Une nouvelle biographie d'Yves Saint Laurent a fait son apparition dans les librairies. Elle est signée par la journaliste Marie-Dominique Lelièvre, qui s'est déjà exercée sur Serge Gainsbourg et Françoise Sagan. Pierre Bergé, l'homme d'affaires qui a créé avec le couturier et fait prospérer la maison Saint Laurent, n'a pas souhaité participer à l'élaboration de cette biographie.
La journaliste aborde les sujets qui fâchent comme les angoisses de Saint Laurent, son homosexualité mal assumée, la drogue et l'alcool jusqu'à son décès le 1er juin 2008. Au sujet de sa sexualité par exemple, elle explique que "quelque chose de pesant, peut-être lié à son homosexualité, s'est installé chez lui à l'adolescence. Il avait des liaisons en Algérie avec des garçons arabes. On se moquait de lui au lycée, on le traitait de tapette. Il vivait mal son homosexualité, mais c'était fréquent chez les homosexuels de cette génération."
Dans le Journal du Dimanche, elle revient sur le mythe et explique pourquoi elle s'y est intéressée. Elle ne croit pas du tout, par exemple, au "génie dépressif" dont on entend si souvent parler :
"Yves Saint Laurent a commencé à aller mal à partir des années 1976-1977. On a alors fabriqué un personnage : l'artiste foudroyé par son génie. Je ne crois pas au génie. C'est une invention bourgeoise. Freud ou Le Corbusier n'étaient pas géniaux. Ils étaient monomaniaques et concentrés sur leur travail. YSL a dédié sa vie à la Haute Couture. Pierre Bergé a dit : 'Yves Saint Laurent est né avec une dépression nerveuse.' Le médecin que j'ai vu conteste ce diagnostic. Le dépressif n'a pas d'énergie. YSL avait une énergie considérable."

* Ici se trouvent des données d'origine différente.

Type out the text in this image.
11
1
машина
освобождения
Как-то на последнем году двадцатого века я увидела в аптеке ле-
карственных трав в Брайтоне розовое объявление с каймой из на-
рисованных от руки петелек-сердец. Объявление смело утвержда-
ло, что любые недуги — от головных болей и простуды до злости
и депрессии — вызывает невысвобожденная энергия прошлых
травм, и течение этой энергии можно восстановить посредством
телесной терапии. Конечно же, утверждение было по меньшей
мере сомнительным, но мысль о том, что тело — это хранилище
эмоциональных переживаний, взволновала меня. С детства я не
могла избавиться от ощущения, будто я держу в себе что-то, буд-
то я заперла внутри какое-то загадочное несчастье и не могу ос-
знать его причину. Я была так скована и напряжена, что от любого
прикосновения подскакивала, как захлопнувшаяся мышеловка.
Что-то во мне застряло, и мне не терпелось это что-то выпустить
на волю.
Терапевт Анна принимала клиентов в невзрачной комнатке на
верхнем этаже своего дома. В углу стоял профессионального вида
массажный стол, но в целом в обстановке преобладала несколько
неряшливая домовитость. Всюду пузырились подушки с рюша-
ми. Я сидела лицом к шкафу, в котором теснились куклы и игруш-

Pour dresser le portrait du couturier, Marie-Dominique Lelièvre a rencontré une cinquantaine de témoins dont des membres de sa famille, des collaborateurs, des médecins, des banquiers, des premiers d'atelier et des mannequins.
Mais le témoin numéro Un, Pierre Bergé, lui a fermé sa porte. Dans le JDD, il s'explique : "J'aurais participé à son projet si elle m'avait laissé une place autre qu'un strapontin. Je ne suis pas prêt à cautionner un fatras de ragots mal vérifiés. (...) J'aurais pu démêler le vrai du faux et libre alors à elle de me croire ou non." Bergé ajoute, et nous pensons sentir comme une petite provocation à la journaliste : "Elle aurait dû le savoir : je ne vais me mettre à raconter des histoires à mon âge." On le sait, l'homme dit ce qu'il pense. Il y a quelques semaines, il n'avait pas hésité à remettre en cause le Téléthon. La polémique profitera d'ailleurs à l'évènement.
À son sujet, la journaliste explique : "Les entourages sont toujours complices même sans le vouloir. Certains pensent que Pierre Bergé a entretenu YSL dans ses faiblesses, jusqu'à le rendre dépendant. Je relaie ces témoignages sans forcément les partager. YSL avait suffisamment de masochisme en lui pour se faire du mal tout seul."
Pierre Bergé a-t-il entamé des démarches pour faire interdire le livre ? Non : "Je ne ferais rien contre son livre. Je n'y attache, en fait, aucune importance", confie-t-il au JDD. Selon lui, la "biographie d'YSL reste à faire. Il faut quelqu'un qui possède à la fois une vaste culture d'historien et une connaissance pointue du milieu de la mode. Il est nécessaire de posséder les deux facettes pour expliquer pourquoi Yves Saint Laurent reste le plus grand couturier français."
Dans Lettres à Yves, un ouvrage qui sera publié le 4 mars chez Gallimard, Pierre Bergé promet d'ailleurs de "dévoiler la vérité de l'homme."
A.D.
Saint Laurent, Mauvais garçon, de Marie-Dominique Lelièvre, aux éditions Flammarion.